Prequalification versus Preapproval
When you are ready to start your homebuying journey, the first step is to get prequalified or preapproved. Both of those terms sound very similar are they are similar, but being prequalified is an estimate of what you may get approved for. Your loan officer will ask you some questions about your income, debts, and credit. They may even pull your credit or you may give them your score if you have recently reviewed you credit report. This can give the real estate agent a basic idea to start sending you home search results. Before you go visit a home, you should always make sure to get preapproved so you know for certain how much home you can afford. If you like a home, you’ll want to place an offer and you can’t do that without a preapproval.
You don’t have to buy a house at the max of your qualification.
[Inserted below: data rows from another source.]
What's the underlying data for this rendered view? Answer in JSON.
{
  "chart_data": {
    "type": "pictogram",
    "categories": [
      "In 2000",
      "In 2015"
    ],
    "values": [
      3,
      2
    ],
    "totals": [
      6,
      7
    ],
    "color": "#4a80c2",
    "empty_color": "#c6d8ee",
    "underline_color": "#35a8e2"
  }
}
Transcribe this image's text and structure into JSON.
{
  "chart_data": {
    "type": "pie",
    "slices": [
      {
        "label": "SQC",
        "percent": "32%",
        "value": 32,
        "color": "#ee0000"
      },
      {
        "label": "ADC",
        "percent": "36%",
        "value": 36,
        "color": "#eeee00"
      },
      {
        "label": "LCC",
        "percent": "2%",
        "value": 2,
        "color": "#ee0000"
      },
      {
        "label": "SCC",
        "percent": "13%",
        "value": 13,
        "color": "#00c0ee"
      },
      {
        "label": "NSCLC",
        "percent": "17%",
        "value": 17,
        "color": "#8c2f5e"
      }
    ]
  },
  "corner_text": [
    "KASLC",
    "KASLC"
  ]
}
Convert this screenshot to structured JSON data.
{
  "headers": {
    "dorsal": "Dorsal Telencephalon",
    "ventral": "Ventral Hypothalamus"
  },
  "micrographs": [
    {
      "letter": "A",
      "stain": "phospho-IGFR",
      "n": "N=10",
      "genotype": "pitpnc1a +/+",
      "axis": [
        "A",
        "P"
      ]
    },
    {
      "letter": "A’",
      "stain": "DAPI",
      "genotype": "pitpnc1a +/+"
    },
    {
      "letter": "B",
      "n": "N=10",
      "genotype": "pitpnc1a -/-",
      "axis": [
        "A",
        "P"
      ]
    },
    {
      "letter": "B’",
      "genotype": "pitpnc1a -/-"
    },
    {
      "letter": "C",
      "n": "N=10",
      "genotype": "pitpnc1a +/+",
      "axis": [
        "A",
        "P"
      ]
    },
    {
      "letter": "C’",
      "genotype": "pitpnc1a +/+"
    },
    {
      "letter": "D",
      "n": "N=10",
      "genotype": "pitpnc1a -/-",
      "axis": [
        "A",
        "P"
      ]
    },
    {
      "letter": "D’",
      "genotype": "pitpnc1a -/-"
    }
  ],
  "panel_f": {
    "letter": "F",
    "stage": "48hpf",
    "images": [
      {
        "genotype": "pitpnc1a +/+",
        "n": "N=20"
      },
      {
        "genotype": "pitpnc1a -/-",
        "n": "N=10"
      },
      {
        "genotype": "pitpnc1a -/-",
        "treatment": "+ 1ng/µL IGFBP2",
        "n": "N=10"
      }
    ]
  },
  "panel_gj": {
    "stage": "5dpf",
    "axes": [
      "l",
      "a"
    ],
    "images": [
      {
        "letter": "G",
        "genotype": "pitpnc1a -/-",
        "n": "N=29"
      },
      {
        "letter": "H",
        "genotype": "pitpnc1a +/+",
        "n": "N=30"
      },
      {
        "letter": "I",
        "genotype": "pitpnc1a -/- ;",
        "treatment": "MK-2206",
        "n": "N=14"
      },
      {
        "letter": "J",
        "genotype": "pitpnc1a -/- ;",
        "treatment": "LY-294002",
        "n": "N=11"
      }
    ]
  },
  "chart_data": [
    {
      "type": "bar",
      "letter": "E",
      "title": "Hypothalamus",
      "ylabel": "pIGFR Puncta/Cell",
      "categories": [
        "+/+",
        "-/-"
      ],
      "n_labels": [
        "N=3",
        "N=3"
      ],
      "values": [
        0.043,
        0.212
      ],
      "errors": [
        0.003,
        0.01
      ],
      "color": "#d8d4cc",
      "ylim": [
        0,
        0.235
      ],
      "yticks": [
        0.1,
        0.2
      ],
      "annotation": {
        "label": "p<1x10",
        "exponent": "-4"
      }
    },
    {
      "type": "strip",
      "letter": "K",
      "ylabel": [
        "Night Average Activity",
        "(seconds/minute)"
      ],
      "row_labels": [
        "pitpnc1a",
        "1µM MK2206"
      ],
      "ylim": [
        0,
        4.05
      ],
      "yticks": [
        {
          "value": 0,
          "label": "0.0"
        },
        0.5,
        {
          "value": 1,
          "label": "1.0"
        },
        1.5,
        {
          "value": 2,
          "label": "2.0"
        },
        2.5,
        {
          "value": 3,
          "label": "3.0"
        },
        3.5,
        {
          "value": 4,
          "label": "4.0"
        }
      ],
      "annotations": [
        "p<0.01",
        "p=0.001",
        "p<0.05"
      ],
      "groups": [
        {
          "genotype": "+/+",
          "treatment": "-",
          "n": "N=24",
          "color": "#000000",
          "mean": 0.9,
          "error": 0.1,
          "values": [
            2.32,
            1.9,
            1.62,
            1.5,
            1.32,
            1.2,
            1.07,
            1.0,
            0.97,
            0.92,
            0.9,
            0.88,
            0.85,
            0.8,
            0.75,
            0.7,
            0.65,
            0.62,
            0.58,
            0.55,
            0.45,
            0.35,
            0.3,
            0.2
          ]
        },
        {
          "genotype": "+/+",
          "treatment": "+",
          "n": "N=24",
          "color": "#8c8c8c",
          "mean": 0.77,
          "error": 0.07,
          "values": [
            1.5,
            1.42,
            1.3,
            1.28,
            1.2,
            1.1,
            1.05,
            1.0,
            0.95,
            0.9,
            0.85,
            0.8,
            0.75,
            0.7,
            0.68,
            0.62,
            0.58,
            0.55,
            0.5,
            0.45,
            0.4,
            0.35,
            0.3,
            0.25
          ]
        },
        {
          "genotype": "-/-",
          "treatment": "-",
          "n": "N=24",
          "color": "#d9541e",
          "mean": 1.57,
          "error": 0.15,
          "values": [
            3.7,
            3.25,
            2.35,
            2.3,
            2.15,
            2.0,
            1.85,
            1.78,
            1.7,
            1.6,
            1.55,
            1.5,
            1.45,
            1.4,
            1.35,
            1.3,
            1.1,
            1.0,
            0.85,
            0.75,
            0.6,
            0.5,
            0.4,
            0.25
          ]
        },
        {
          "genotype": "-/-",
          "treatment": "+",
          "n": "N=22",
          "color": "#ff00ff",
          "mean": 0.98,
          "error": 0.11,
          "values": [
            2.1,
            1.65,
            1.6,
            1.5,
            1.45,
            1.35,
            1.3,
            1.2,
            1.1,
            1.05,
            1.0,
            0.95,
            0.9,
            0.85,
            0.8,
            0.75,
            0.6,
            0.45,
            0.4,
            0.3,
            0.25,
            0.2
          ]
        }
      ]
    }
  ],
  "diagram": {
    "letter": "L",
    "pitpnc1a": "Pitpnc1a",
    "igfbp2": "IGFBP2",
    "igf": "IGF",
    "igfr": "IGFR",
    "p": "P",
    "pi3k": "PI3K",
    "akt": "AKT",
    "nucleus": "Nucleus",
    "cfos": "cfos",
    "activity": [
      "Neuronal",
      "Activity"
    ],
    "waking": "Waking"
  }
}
You may qualify to borrow more money than you are comfortable spending on a home. In that situation, limit your home search to houses priced at a monthly payment you are comfortable with. You can use our affordability calculator to play around with the numbers.
Getting preapproved involves very similar information except more of the information is verified. For your credit review, a tri-merged credit report is pulled. This includes all 3 credit bureaus: Experian, Equifax, and Transunion. Your middle score will be used for credit qualification. Other factors like past bankruptcy and mortgage late payments will also play a role in qualification. The credit report will also serve as verification for your debts. For verify your income, past W2 and paystubs will need to provided.